Daniel S. Burt's The Drama 100: A Ranking of the Greatest Plays of All Time strikes me as a gimmick right off the bat. All the more so as it follows on The Literary 100 and The Novel 100—is there no redundancy here?
The book purports to rank the world's top plays in order of greatness from 1 to 100 with four to six pages of summary and discussion, prefaced by a corroborative quotation from another source. In an appendix we get, in alphabetic order by author, another hundred honorary mentions.
I am not fond of lists but can make a slight allowance for 10 or 12 picks, especially if not in order of alleged greatness. A list that short is obviously a personal preference; in no way could one reduce the greatest of all time to that few. A hundred, however, assume a specious credibility, at least for the gullible.
To start with, how do you define “greatest”? Burt, a professor at Wesleyan University in Connecticut, attempts various criteria: “best represent[ing] the creative, intellectual, and cultural achievement of the form” or “the test of critical consensus and time,” although “literary history is rife with” upward and downward reversals. He claims to have tried “to balance the personal, critical, and popular . . . guided by both the established and evolving critical canon.” Furthermore, he “resisted the temptation of giving personal preference undue sway” and went for plays “exert[ing] the greatest impact, the greatest influence” and to be “performed, read, and enjoyed . . .centuries from now,” Finally borrowing a standard from Chekhov, “the ones that raised the most important questions.” You wonder just what measuring instruments he possesses.
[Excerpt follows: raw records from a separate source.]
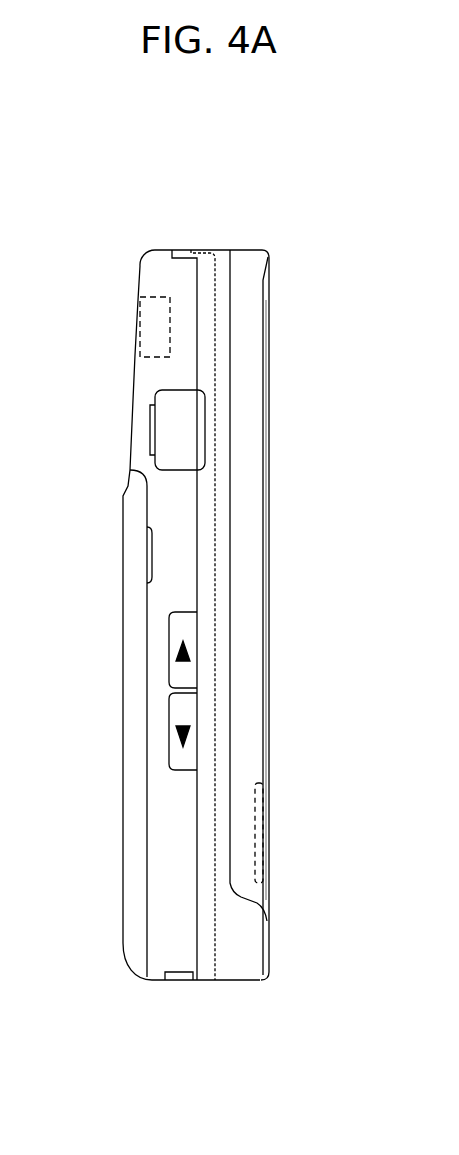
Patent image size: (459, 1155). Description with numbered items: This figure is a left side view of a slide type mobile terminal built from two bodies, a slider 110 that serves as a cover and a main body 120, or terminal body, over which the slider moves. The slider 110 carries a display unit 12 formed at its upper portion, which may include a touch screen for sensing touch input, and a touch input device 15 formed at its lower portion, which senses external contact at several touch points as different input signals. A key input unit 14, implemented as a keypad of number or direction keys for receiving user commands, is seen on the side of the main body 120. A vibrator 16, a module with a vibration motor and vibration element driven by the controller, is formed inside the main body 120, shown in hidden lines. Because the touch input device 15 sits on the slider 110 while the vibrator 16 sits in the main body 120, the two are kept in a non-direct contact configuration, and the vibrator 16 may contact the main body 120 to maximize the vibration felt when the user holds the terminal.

The main body 120 is at (140, 263).
The slider 110 is at (269, 256).
The vibrator 16 is at (148, 331).
The display unit 12 is at (269, 460).
The key input unit 14 is at (174, 731).
The touch input device 15 is at (263, 834).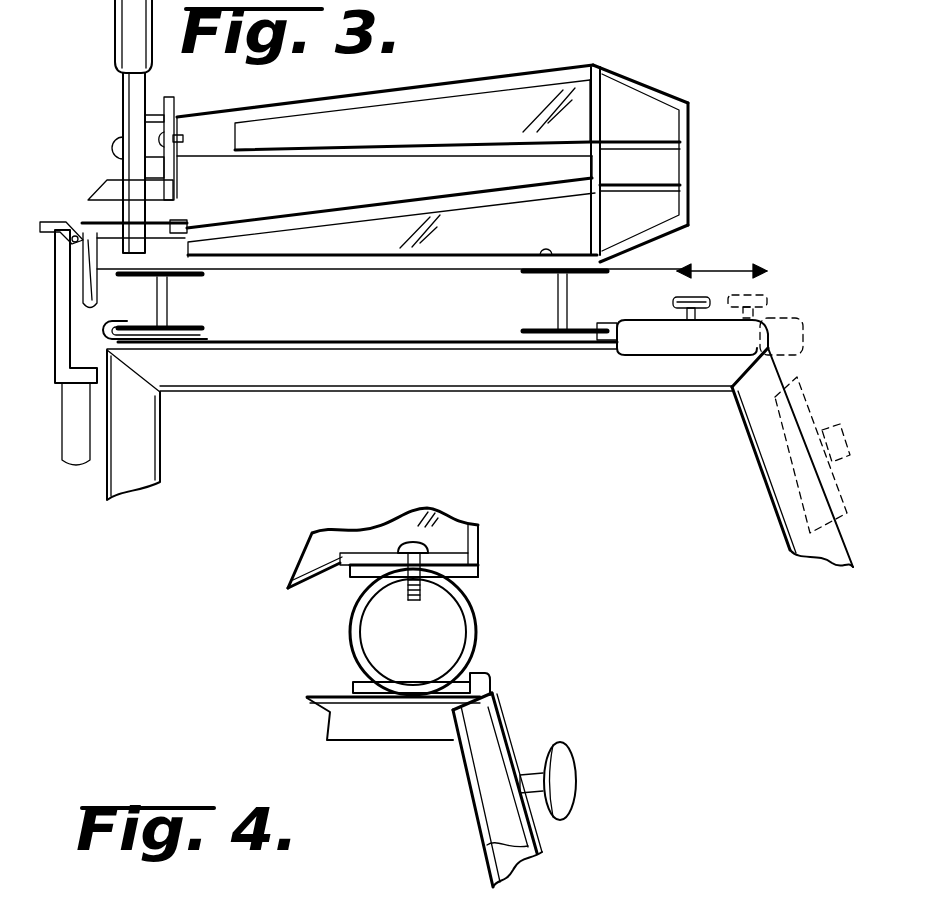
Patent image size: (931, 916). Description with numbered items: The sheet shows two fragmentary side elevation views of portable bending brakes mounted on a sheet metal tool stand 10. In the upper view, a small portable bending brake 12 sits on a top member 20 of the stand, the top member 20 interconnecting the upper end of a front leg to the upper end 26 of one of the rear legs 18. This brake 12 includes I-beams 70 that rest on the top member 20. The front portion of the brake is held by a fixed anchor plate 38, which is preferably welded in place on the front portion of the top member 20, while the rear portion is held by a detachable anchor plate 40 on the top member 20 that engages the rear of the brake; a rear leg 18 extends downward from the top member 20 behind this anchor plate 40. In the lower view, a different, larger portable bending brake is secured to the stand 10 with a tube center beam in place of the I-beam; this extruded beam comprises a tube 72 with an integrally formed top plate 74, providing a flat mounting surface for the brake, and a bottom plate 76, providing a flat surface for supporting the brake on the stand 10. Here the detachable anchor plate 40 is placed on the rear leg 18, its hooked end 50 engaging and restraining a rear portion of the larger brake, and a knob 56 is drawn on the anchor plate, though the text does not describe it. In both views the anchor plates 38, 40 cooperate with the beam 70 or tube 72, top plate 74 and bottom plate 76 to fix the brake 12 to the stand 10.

In FIG. 3, the sheet metal tool stand 10 is at (633, 387).
In FIG. 4, the sheet metal tool stand 10 is at (380, 737).
In FIG. 3, the portable bending brake 12 is at (653, 175).
In FIG. 4, the portable bending brake 12 is at (316, 549).
In FIG. 3, the rear legs 18 is at (780, 480).
In FIG. 3, the top members 20 is at (313, 367).
In FIG. 4, the upper end of rear leg 26 is at (453, 757).
In FIG. 3, the fixed anchor plates 38 is at (120, 304).
In FIG. 3, the detachable anchor plates 40 is at (710, 342).
In FIG. 4, the detachable anchor plates 40 is at (497, 827).
In FIG. 4, the hooked end 50 is at (480, 673).
In FIG. 4, the knob 56 is at (570, 780).
In FIG. 3, the I-beams 70 is at (570, 311).
In FIG. 4, the I-beams 70 is at (350, 617).
In FIG. 4, the tube 72 is at (474, 623).
In FIG. 3, the top plate 74 is at (540, 292).
In FIG. 4, the top plate 74 is at (470, 557).
In FIG. 3, the bottom plate 76 is at (543, 324).
In FIG. 4, the bottom plate 76 is at (367, 682).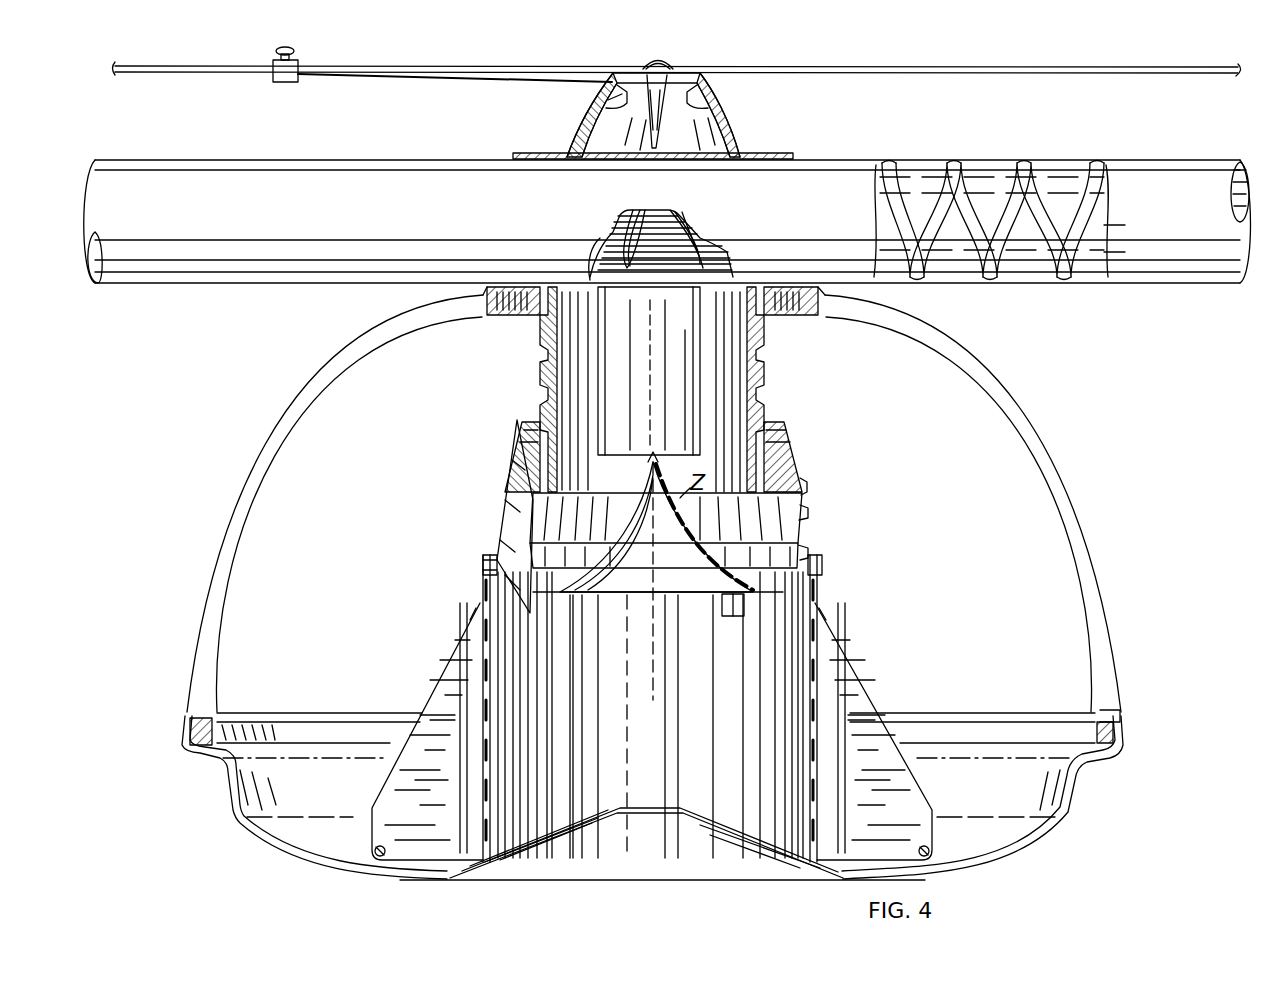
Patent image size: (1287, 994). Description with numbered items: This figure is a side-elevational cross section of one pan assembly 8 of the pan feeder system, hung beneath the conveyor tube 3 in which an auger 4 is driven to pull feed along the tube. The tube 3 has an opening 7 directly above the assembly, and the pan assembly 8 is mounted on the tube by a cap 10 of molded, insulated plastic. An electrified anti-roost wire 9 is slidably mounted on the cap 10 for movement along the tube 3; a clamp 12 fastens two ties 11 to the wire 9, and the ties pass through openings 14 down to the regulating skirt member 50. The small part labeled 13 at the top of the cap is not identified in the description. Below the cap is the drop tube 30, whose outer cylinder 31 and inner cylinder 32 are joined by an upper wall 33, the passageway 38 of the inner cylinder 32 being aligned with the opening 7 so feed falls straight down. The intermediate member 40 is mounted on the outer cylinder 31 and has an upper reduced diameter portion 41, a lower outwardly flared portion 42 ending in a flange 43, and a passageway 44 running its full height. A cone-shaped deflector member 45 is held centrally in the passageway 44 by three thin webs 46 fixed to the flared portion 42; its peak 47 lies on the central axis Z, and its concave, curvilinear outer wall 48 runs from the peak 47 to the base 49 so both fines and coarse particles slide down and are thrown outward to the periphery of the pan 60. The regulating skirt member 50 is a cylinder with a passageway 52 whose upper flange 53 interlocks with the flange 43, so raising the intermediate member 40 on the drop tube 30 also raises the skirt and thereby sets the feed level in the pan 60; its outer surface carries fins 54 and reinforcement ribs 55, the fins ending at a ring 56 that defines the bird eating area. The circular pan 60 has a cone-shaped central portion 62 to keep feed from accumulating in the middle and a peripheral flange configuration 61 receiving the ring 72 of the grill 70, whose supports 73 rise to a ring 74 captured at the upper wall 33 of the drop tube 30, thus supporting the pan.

Even then, what do you do with, say, Shakespeare, who alone could fill a modest list; and how do you rank things that are equally masterly: Hamlet and Lear, for instance? But, what the hell, let's try to play Burt's game.
A mere glance at the list reveals Death of a Salesman at 21 and Woyzeck at 22. Now it seems to me that Büchner's play is easily greater than Miller's. Another glance reveals Angels in America at 42, followed, in order, by A Midsummer Night's Dream, Six Characters in Search of an Author, Man and Superman and Phèdre. Lacking Burt's calipers, I find all four greater far than number 42.
Still, these are arguable matters. What isn't arguable is the absence, from both the greatest 100 and the 100 honorable mentions, of a single Polish or Hungarian play. No Gombrowicz or Witkiewicz; no Molnár or Örkény? How could two such highly literate nations not make even one group, even once? Austria itself, with Schnitzler and Hofmannsthal, can make it only into the also-rans—manifestly having produced nothing up to A Raisin in the Sun (70) or Glengarry Glen Ross (78).
The mini-essays about individual plays vary in quality: many are unexceptionable; others, say the one on Translations, are not. And, by he way, is Brian Friel's masterpiece (66) really inferior to The Crucible (64), Arthur Miller's second appearance among the 100 greatest? But here I go again, being personal.
Something about Burt's mindset is distinctly peculiar. He never mentions Shakespeare without calling him William Shakespeare, presumably so we won't confuse him with Dorothy or Olivia Shakespeare. On the other hand, what in English is usually called The Oresteia and The Trojan Women becomes in Burt just Oresteia and Trojan Women. Conversely, Dutchman expands into The Dutchman.
I am not impressed by a good many of the writers he quotes: journalistic hacks or obscure academics. Even where quotations from them are acceptable, better ones from better sources could readily have been found. One wonders, moreover, about Burt's not identifying the authors of translations he uses, and not justifying his choices among alternative ones.
Minor cavils would have to include calling Shaw George Bernard, even though he explicitly repudiated the George; and calling Ibsen's play A Doll's House even though A Doll House, the generic name of the toy, is intended. Lastly, there are in the book rather too many typos.
Aside from this, fine and dandy.
John Simon is the New York theater critic for Bloomberg News.